Colton was back on the bus Friday, and he got off at the right bus stop to make it home before 5 p.m. The Franklins say Cy-Fair ISD apologized and is investigating to find out what exactly happened. But in a statement from Leslie Francis, Assistant Superintendent of Communication and Community Relations, CFISD didn’t acknowledge that:

"CFISD’s transportation department is committed to the safety of our students, including ensuring all students are delivered to the appropriate bus stop. Upon receiving the call from the parent, Postma Elementary staff immediately verified with the student’s teacher that the student had been placed on the correct bus. The campus referred the parent to the transportation department who could provide additional information as to where the student exited. (When a student enters or exits a bus, they swipe their student ID on the Zonar card reader, and the system then records the time, date and location of entry or exit. This data is transmitted to a secure database only accessible to CFISD staff and transportation officials.) Staff at both the campus and the transportation department are to be commended for their prompt response in ensuring the safety of all students."
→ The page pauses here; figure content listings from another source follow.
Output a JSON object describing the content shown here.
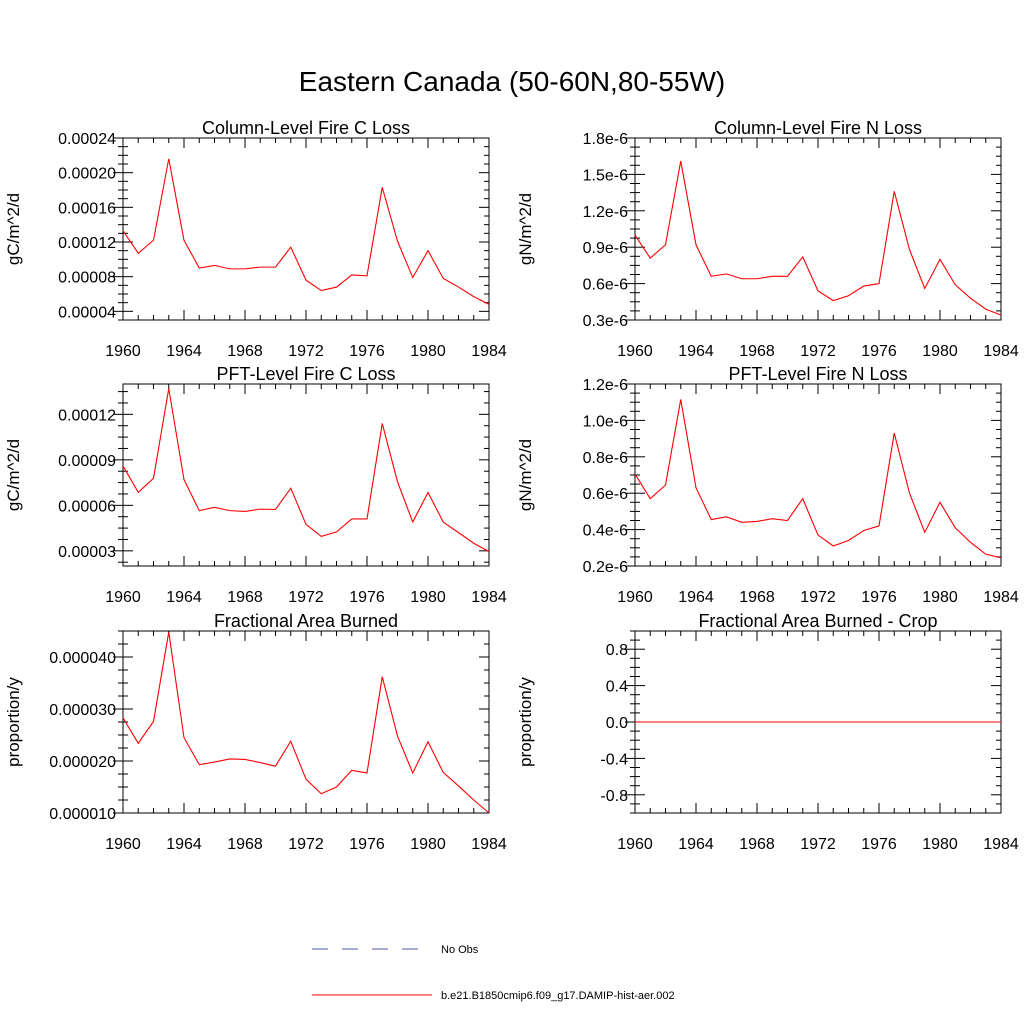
{
  "figure": {
    "title": "Eastern Canada (50-60N,80-55W)",
    "legend": [
      {
        "label": "No Obs",
        "color": "#4a5aa8",
        "dash": true
      },
      {
        "label": "b.e21.B1850cmip6.f09_g17.DAMIP-hist-aer.002",
        "color": "#ff0000",
        "dash": false
      }
    ]
  },
  "chart_data": [
    {
      "type": "line",
      "title": "Column-Level Fire C Loss",
      "ylabel": "gC/m^2/d",
      "xlim": [
        1960,
        1984
      ],
      "ylim": [
        3e-05,
        0.00024
      ],
      "xticks": [
        "1960",
        "1964",
        "1968",
        "1972",
        "1976",
        "1980",
        "1984"
      ],
      "yticks": [
        {
          "v": 4e-05,
          "label": "0.00004"
        },
        {
          "v": 8e-05,
          "label": "0.00008"
        },
        {
          "v": 0.00012,
          "label": "0.00012"
        },
        {
          "v": 0.00016,
          "label": "0.00016"
        },
        {
          "v": 0.0002,
          "label": "0.00020"
        },
        {
          "v": 0.00024,
          "label": "0.00024"
        }
      ],
      "series": [
        {
          "color": "#ff0000",
          "x": [
            1960,
            1961,
            1962,
            1963,
            1964,
            1965,
            1966,
            1967,
            1968,
            1969,
            1970,
            1971,
            1972,
            1973,
            1974,
            1975,
            1976,
            1977,
            1978,
            1979,
            1980,
            1981,
            1982,
            1983,
            1984
          ],
          "values": [
            0.000133,
            0.000107,
            0.000122,
            0.000216,
            0.000122,
            9e-05,
            9.3e-05,
            8.9e-05,
            8.9e-05,
            9.1e-05,
            9.1e-05,
            0.000114,
            7.6e-05,
            6.4e-05,
            6.8e-05,
            8.2e-05,
            8.1e-05,
            0.000183,
            0.000121,
            7.9e-05,
            0.00011,
            7.8e-05,
            6.8e-05,
            5.7e-05,
            4.8e-05
          ]
        }
      ]
    },
    {
      "type": "line",
      "title": "Column-Level Fire N Loss",
      "ylabel": "gN/m^2/d",
      "xlim": [
        1960,
        1984
      ],
      "ylim": [
        0.3,
        1.8
      ],
      "yunit": "e-6",
      "xticks": [
        "1960",
        "1964",
        "1968",
        "1972",
        "1976",
        "1980",
        "1984"
      ],
      "yticks": [
        {
          "v": 0.3,
          "label": "0.3e-6"
        },
        {
          "v": 0.6,
          "label": "0.6e-6"
        },
        {
          "v": 0.9,
          "label": "0.9e-6"
        },
        {
          "v": 1.2,
          "label": "1.2e-6"
        },
        {
          "v": 1.5,
          "label": "1.5e-6"
        },
        {
          "v": 1.8,
          "label": "1.8e-6"
        }
      ],
      "series": [
        {
          "color": "#ff0000",
          "x": [
            1960,
            1961,
            1962,
            1963,
            1964,
            1965,
            1966,
            1967,
            1968,
            1969,
            1970,
            1971,
            1972,
            1973,
            1974,
            1975,
            1976,
            1977,
            1978,
            1979,
            1980,
            1981,
            1982,
            1983,
            1984
          ],
          "values": [
            1.0,
            0.81,
            0.92,
            1.61,
            0.92,
            0.66,
            0.68,
            0.64,
            0.64,
            0.66,
            0.66,
            0.82,
            0.54,
            0.46,
            0.5,
            0.58,
            0.6,
            1.36,
            0.88,
            0.56,
            0.8,
            0.59,
            0.48,
            0.39,
            0.34
          ]
        }
      ]
    },
    {
      "type": "line",
      "title": "PFT-Level Fire C Loss",
      "ylabel": "gC/m^2/d",
      "xlim": [
        1960,
        1984
      ],
      "ylim": [
        2e-05,
        0.00014
      ],
      "xticks": [
        "1960",
        "1964",
        "1968",
        "1972",
        "1976",
        "1980",
        "1984"
      ],
      "yticks": [
        {
          "v": 3e-05,
          "label": "0.00003"
        },
        {
          "v": 6e-05,
          "label": "0.00006"
        },
        {
          "v": 9e-05,
          "label": "0.00009"
        },
        {
          "v": 0.00012,
          "label": "0.00012"
        }
      ],
      "series": [
        {
          "color": "#ff0000",
          "x": [
            1960,
            1961,
            1962,
            1963,
            1964,
            1965,
            1966,
            1967,
            1968,
            1969,
            1970,
            1971,
            1972,
            1973,
            1974,
            1975,
            1976,
            1977,
            1978,
            1979,
            1980,
            1981,
            1982,
            1983,
            1984
          ],
          "values": [
            8.6e-05,
            6.85e-05,
            7.78e-05,
            0.000137,
            7.7e-05,
            5.65e-05,
            5.87e-05,
            5.65e-05,
            5.6e-05,
            5.75e-05,
            5.73e-05,
            7.13e-05,
            4.75e-05,
            3.95e-05,
            4.25e-05,
            5.1e-05,
            5.1e-05,
            0.000114,
            7.55e-05,
            4.9e-05,
            6.85e-05,
            4.9e-05,
            4.2e-05,
            3.5e-05,
            2.95e-05
          ]
        }
      ]
    },
    {
      "type": "line",
      "title": "PFT-Level Fire N Loss",
      "ylabel": "gN/m^2/d",
      "xlim": [
        1960,
        1984
      ],
      "ylim": [
        0.2,
        1.2
      ],
      "yunit": "e-6",
      "xticks": [
        "1960",
        "1964",
        "1968",
        "1972",
        "1976",
        "1980",
        "1984"
      ],
      "yticks": [
        {
          "v": 0.2,
          "label": "0.2e-6"
        },
        {
          "v": 0.4,
          "label": "0.4e-6"
        },
        {
          "v": 0.6,
          "label": "0.6e-6"
        },
        {
          "v": 0.8,
          "label": "0.8e-6"
        },
        {
          "v": 1.0,
          "label": "1.0e-6"
        },
        {
          "v": 1.2,
          "label": "1.2e-6"
        }
      ],
      "series": [
        {
          "color": "#ff0000",
          "x": [
            1960,
            1961,
            1962,
            1963,
            1964,
            1965,
            1966,
            1967,
            1968,
            1969,
            1970,
            1971,
            1972,
            1973,
            1974,
            1975,
            1976,
            1977,
            1978,
            1979,
            1980,
            1981,
            1982,
            1983,
            1984
          ],
          "values": [
            0.705,
            0.57,
            0.645,
            1.115,
            0.63,
            0.455,
            0.47,
            0.44,
            0.445,
            0.46,
            0.45,
            0.57,
            0.37,
            0.31,
            0.34,
            0.395,
            0.42,
            0.93,
            0.6,
            0.385,
            0.55,
            0.41,
            0.33,
            0.265,
            0.245
          ]
        }
      ]
    },
    {
      "type": "line",
      "title": "Fractional Area Burned",
      "ylabel": "proportion/y",
      "xlim": [
        1960,
        1984
      ],
      "ylim": [
        1e-05,
        4.5e-05
      ],
      "xticks": [
        "1960",
        "1964",
        "1968",
        "1972",
        "1976",
        "1980",
        "1984"
      ],
      "yticks": [
        {
          "v": 1e-05,
          "label": "0.000010"
        },
        {
          "v": 2e-05,
          "label": "0.000020"
        },
        {
          "v": 3e-05,
          "label": "0.000030"
        },
        {
          "v": 4e-05,
          "label": "0.000040"
        }
      ],
      "series": [
        {
          "color": "#ff0000",
          "x": [
            1960,
            1961,
            1962,
            1963,
            1964,
            1965,
            1966,
            1967,
            1968,
            1969,
            1970,
            1971,
            1972,
            1973,
            1974,
            1975,
            1976,
            1977,
            1978,
            1979,
            1980,
            1981,
            1982,
            1983,
            1984
          ],
          "values": [
            2.83e-05,
            2.34e-05,
            2.76e-05,
            4.48e-05,
            2.45e-05,
            1.93e-05,
            1.98e-05,
            2.04e-05,
            2.03e-05,
            1.97e-05,
            1.9e-05,
            2.38e-05,
            1.65e-05,
            1.37e-05,
            1.5e-05,
            1.82e-05,
            1.77e-05,
            3.62e-05,
            2.48e-05,
            1.77e-05,
            2.37e-05,
            1.78e-05,
            1.52e-05,
            1.25e-05,
            1e-05
          ]
        }
      ]
    },
    {
      "type": "line",
      "title": "Fractional Area Burned - Crop",
      "ylabel": "proportion/y",
      "xlim": [
        1960,
        1984
      ],
      "ylim": [
        -1.0,
        1.0
      ],
      "xticks": [
        "1960",
        "1964",
        "1968",
        "1972",
        "1976",
        "1980",
        "1984"
      ],
      "yticks": [
        {
          "v": -0.8,
          "label": "-0.8"
        },
        {
          "v": -0.4,
          "label": "-0.4"
        },
        {
          "v": 0.0,
          "label": "0.0"
        },
        {
          "v": 0.4,
          "label": "0.4"
        },
        {
          "v": 0.8,
          "label": "0.8"
        }
      ],
      "series": [
        {
          "color": "#ff0000",
          "x": [
            1960,
            1984
          ],
          "values": [
            0.0,
            0.0
          ]
        }
      ]
    }
  ]
}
Shortly after this story aired on KHOU 11 News at 6, Lightfoot-Franklin received a message on NextDoor that a neighbor in the next community over is the one who found her son running along West Road.

“Your post has me in tears,” the woman wrote to Lightfoot-Franklin on NextDoor. “We talk about your sweet Colton all the time since this occurred. I’m so glad I listened to my heart and I was there to help your son. My heart is so happy. He was so brave.”

Lightfoot-Franklin said the two mothers exchanged numbers, and the Franklins are hoping to treat her to lunch.